As the owner of the LLC, you will not be considered an employee of your business and are therefore subject to self-employment taxes.
These taxes are due quarterly at both the state and federal level. You can estimate them on your own or partner with an accountant or tax specialist.
If your single-member LLC will be collecting sales tax, you’ll need to apply for a sales tax license in your state (if applicable). This will allow you to pay the state government any sales tax your LLC collects.
Is a single-member LLC worth it?
There are many good reasons to form a single-member LLC, but this business structure is not right for everyone. Here are some pros and cons to help you decide if this entity type is right for your company.
Separation of business and personal finances
Recognition as an established business
Can choose how you want to be taxed
Option to add new members or pass on ownership to others
Formation process requires paperwork and associated fees
Must meet compliance, recordkeeping, and other ongoing state requirements
Some courts hold that single-member LLCs are not separate entities and do not award owners liability protection in the case of debts or lawsuits
Frequently asked questions
Can a single-member LLC have employees?
Yes, single-member LLCs can, and often do, have employees.

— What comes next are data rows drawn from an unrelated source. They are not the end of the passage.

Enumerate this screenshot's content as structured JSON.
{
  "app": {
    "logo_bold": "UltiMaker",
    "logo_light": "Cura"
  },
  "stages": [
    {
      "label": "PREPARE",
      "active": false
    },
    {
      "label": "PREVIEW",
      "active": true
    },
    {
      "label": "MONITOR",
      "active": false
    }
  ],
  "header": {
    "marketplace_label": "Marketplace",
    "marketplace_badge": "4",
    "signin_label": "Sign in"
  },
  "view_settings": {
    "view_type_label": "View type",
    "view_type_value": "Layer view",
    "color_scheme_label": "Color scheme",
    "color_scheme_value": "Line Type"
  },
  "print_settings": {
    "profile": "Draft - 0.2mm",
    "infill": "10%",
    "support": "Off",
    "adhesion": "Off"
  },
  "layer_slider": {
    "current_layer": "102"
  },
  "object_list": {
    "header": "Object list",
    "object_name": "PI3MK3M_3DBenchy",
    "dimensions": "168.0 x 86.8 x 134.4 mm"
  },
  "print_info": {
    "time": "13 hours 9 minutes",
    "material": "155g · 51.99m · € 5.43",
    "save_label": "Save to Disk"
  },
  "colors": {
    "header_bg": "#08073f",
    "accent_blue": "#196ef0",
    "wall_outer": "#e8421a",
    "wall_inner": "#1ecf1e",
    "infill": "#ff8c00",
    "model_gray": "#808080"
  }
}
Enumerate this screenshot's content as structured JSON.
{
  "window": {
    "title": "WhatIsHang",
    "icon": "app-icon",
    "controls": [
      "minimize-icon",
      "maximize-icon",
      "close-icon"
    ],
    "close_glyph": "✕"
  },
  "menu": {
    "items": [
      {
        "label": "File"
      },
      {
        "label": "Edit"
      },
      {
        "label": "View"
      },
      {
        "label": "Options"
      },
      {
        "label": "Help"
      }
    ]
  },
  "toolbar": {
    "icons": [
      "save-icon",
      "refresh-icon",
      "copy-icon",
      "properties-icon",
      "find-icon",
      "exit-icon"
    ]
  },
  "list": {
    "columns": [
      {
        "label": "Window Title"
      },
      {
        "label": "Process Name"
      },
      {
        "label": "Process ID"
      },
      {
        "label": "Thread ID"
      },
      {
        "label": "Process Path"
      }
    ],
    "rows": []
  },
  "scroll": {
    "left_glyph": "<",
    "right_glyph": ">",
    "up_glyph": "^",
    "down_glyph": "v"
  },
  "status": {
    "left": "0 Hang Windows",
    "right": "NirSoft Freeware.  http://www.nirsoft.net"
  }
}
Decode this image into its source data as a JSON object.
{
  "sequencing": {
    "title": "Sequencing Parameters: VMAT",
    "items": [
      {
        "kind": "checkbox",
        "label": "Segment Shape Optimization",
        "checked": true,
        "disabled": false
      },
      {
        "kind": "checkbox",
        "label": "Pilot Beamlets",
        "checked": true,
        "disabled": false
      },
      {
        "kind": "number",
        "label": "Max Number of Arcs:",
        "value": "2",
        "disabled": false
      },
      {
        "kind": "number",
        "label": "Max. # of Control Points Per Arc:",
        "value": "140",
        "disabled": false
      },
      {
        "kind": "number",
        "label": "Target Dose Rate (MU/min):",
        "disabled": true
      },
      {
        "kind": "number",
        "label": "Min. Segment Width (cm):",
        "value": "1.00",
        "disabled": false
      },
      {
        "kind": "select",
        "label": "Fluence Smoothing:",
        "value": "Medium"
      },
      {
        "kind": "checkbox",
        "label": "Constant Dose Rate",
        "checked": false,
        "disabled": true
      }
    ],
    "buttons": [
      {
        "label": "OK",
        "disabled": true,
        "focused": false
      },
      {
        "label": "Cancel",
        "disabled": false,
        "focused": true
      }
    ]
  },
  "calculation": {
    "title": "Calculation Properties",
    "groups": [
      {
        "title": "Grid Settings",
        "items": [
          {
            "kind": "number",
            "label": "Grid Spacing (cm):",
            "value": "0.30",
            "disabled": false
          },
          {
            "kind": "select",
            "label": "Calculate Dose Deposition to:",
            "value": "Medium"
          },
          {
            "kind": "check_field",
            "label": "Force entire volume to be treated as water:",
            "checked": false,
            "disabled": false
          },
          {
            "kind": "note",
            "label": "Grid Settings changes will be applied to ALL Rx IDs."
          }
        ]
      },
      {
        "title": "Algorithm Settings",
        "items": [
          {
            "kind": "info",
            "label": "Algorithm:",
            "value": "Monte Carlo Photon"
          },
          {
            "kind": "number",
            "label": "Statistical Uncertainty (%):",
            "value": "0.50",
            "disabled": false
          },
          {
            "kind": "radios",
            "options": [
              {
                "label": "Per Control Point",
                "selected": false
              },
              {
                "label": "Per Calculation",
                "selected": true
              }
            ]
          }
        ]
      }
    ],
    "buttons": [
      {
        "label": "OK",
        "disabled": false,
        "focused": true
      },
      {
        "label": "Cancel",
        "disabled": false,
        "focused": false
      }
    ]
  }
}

Many think because of the term “single-member” this type of LLC is for companies of one; however, this term actually refers to a single owner.
Single-member LLCs with employees do have different requirements, however, such as obtaining an EIN and setting up payroll withholding accounts.
Does a single-member LLC need an EIN?
It depends. A single-member LLC does not always need an EIN, particularly if the LLC does not have any employees. In this case, the LLC owner would file taxes under their social security number rather than an EIN.
If a single-member LLC has employees, an EIN is required. Some single-member LLCs without employees also opt to obtain an EIN since it’s free and makes it easier to secure business financial accounts and separate personal and company finances.
Is a single-member LLC a sole proprietorship?
No, a single-member LLC differs from a sole proprietorship. Although like a sole proprietorship, a single-member LLC is a pass-through entity (where taxes pass through the company to the owner), a sole proprietorship is a much more simplified business structure.
Unlike a single-member LLC, a sole proprietorship does not need to be registered with the state—and therefore has no legal separation between the business and the owner. As an example, if you begin freelancing or working for yourself without setting up a business entity, you’re automatically running a sole proprietorship.
How do you pay yourself in a single-member LLC?
As the owner of a single-member LLC, you won’t receive a paycheck. Instead, you’ll pay yourself by withdrawing money from your company’s profits.
You’ll decide on the amount to withdraw, then either write yourself a check or transfer money from your LLC business bank account to your personal bank account.
Many single-member LLC owners opt to pay themselves a steady salary or percentage of gross profits.
Are single-member LLCs subject to double taxation?
No, single-member LLCs are taxed as pass-through entities—and as a result—avoid paying corporate taxes. These businesses only pay taxes on their company profits once, on their personal tax returns.
Single-member LLCs will only be subject to double taxation if they’ve elected to be taxed as a C-corporation by filing Form 8832 with the IRS.
The bottom line
Forming a single-member LLC can help small businesses with one owner enjoy liability protections and tax benefits. The business formation process is fairly simple, usually taking anywhere from a few days to a few weeks, depending on your state.
We recommend reviewing all of your business entity options before deciding on a single-member LLC and reaching out to a business attorney with any questions you may have.